Hidup telah mengajarkan kepada saya, selagi masih berjalan di jalan yang benar dan lurus, jangan pernah takut terhadap segala risiko yang ada. Anggap saja semua risiko yang sekalipun akan mempermalukan kita itu sebagai cobaan untuk lebih mendewasakan batin.
Bila kita dapat menyikapinya dengan tenang dan bersabar dalam ujian yang datang, maka pada waktunya kita akan berterima kasih dan bersyukur dengan pembelajaran yang berharga ini.
Sudah Dipersiapkan
Selain pembelajaran berharga yang dapat saya petik dari peristiwa tuduhan ini, saya mendapat hikmah bahwa seakan saya sudah dipersiapkan secara mental untuk menghadapinya.
Beberapa waktu sebelum mengalami kejadian pahit ini, saya membaca sebuah kisah yang mendesak ingin saya tuliskan. Tapi belum kesampaian. Yang jelas kisah itu seakan begitu melekat sampai saya menjadi tertuduh seperti yang dialami pertapa dalam kisah yang saya baca.
Suatu hari anak gadis kepada dusun diketahui hamil. Pada waktu itu kejadian ini tentu merupakan aib. Awalnya si gadis tidak mau mengungkapkan siapa sesungguhnya ayah dari benih yang dikandungnya.
Akhirnya gadis itu mengakui bahwa kehamilannya adalah akibat ulah seorang  pertapa yang ada di dusun itu. Marahlah orang dusun itu dan mencaci-maki, karena tak menyangka sang pertapa akan melakukan perbuatan hina itu.
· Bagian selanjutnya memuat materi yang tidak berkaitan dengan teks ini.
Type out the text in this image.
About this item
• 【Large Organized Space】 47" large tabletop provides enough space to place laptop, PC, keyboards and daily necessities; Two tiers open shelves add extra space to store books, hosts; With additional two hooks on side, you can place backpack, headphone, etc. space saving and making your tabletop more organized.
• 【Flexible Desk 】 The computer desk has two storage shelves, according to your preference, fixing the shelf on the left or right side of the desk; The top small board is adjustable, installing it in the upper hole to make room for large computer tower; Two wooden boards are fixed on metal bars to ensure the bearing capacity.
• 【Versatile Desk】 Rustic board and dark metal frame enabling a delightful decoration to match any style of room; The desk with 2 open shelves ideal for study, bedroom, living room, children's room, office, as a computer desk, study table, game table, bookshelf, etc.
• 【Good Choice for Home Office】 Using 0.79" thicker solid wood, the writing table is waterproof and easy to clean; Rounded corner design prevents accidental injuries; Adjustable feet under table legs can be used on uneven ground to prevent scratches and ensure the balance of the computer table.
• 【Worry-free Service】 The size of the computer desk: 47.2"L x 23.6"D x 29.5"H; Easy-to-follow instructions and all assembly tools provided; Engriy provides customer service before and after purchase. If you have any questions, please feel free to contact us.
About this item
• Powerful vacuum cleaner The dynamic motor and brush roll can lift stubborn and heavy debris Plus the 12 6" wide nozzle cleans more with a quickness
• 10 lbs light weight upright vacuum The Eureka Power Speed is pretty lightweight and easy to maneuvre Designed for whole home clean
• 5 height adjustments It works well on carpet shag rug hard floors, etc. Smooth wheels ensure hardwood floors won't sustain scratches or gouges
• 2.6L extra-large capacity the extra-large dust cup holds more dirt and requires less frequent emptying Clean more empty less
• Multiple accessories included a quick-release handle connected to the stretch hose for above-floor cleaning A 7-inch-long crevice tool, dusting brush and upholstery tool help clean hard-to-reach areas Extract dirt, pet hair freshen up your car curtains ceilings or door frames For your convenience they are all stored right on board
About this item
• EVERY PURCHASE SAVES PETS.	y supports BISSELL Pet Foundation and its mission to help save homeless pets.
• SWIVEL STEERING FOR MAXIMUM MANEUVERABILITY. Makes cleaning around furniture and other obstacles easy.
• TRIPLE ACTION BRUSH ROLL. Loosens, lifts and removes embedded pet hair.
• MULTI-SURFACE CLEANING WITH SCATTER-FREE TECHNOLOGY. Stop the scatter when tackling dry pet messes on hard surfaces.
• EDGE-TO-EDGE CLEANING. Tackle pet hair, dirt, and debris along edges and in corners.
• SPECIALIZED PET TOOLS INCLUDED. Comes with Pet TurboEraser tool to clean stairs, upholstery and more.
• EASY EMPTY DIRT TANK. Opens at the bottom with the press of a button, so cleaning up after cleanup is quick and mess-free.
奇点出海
Sang pertapa tak menjelaskan apapun dan menerima semua tuduhan itu dan menikahi anak kepala dusun dengan sepanjang waktu harus menerima pandangan sinis orang. Apa yang dialami dijadikan sebagai bahan pelatihan jiwa. Sepanjang pernikahannya, sang pertapa tetap menjaga kesucian dengan tidak menyentuh tubuh 'istrinya'.
Sampai pada waktunya, pacar dari gadis yang menghamilinya tak tahan dalam rasa bersalah, sehingga mengakui perbuatannya. Kebenaran akhirnya terkuak. Tak ada penjelasan atau upaya menuntut ganti rugi atas pencemaran nama baiknya. Sang pertapa cukup menyikapi dengan senyuman.
Senyuman sang pertapa harus saya akui, senyuman sang pertapa itu menular kepada saya walau saya tidak mengalami tuduhan menghamili seorang wanita. Kalau itu yang terjadi mungkin saya perlu meratapi 'enak di lu gak enak di gue'.